Flash forward to loading into the lobby with Nick where I was met with a lengthy synch screen and choppy looking intro that had me worried, but when I actually pressed a button, it still felt good.

As Nick pointed out, our matches didn't feel like they were offline, but there was shockingly little latency and zero consistency issues for the six or seven games we ended up playing.

It didn't really feel like we were playing "online Tekken"; our set just felt like Tekken.

He was able to land some of Lili's fancy extended combo strings multiple times without ever dropping them, and I was happy to be able to react to one of his buttons with a Rage Art. I never would have thought Nick was almost half way across the world if I didn't know.

We left the set content and happy to play more which is an accomplishment in itself though we can't expect this to really be the normal experience either because that sort of distance just brings in too many things that could go wrong.

Coming off of that which exceeded my expectations fully, I went on later to play against over a dozen more players of varying connections and countries to see if it'd still hold up. To my enjoyment, it mostly did.

Five-bar wired connections easily feel offline now and so do a good amount of four-bar statuses. Our match between Iowa and Sweden was rated as a three-bar connection.

Nothing ever chugged or lagged in those wired connections, so even though I was getting stomped into the floor frequently, I could only blame my lack of knowledge and execution instead of latency.

That wasn't exactly the same case with Wi-Fi players, however, as while a five-bar connection against them would be fairly smooth, anything else would still present problems.

The game could still hitch in these moments and cause me to drop combos that I never did at any other point in the night, and I even had one freeze up entirely and lose connection.

"Tekken 7's new Wi-Fi indicator may be just as important as the new netcode itself though even without the icon, pretty much anyone could probably tell what kind of connection their opponent is on now"

Considering a few of them were in South America and Europe though, those games were still probably quite a bit better than they would have been before the patch.

Tekken 7's new Wi-Fi indicator may be just as important as the new netcode itself though even without the icon, pretty much anyone could probably tell what kind of connection their opponent is on now.
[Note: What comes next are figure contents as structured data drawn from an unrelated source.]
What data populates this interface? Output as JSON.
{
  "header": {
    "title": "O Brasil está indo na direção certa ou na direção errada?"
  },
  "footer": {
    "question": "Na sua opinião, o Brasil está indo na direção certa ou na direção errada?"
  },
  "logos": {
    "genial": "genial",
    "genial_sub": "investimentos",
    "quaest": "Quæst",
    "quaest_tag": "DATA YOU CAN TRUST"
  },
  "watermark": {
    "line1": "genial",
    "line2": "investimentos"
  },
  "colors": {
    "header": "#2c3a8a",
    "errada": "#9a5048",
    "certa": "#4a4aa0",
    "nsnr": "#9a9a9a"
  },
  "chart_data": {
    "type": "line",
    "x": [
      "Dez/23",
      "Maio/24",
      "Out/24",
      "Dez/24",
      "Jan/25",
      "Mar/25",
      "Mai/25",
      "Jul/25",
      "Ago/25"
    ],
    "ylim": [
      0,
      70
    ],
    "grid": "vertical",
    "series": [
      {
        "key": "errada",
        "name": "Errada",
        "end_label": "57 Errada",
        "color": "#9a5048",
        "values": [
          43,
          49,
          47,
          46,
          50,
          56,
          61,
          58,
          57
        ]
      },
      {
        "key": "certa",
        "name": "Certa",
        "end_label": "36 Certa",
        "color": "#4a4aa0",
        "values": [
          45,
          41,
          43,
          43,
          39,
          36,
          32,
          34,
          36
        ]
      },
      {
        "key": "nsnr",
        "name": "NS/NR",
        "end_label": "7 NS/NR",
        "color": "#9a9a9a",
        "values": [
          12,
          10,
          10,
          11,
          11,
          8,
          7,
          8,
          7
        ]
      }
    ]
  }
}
The gap between the two is that much more noticeable in many cases.

Mileage will vary depending on your own circumstances and connections, but personally, I've come away fairly impressed and even seeing my expectations exceeded throughout most of my extended session.

I'll also note that we were both using PS4s (PS4 Pro for me) with wired connections during our playtime, so other systems may see differences in performance too.

If their goal was to bring me back in and think about playing Tekken even more, the development team succeeded. This is the most I've wanted to sit back down and keep playing / learning in years with this game.

For anyone out there contemplating picking up Tekken 7 or getting back into it, Season 4's netplay makes it so much easier to recommend now.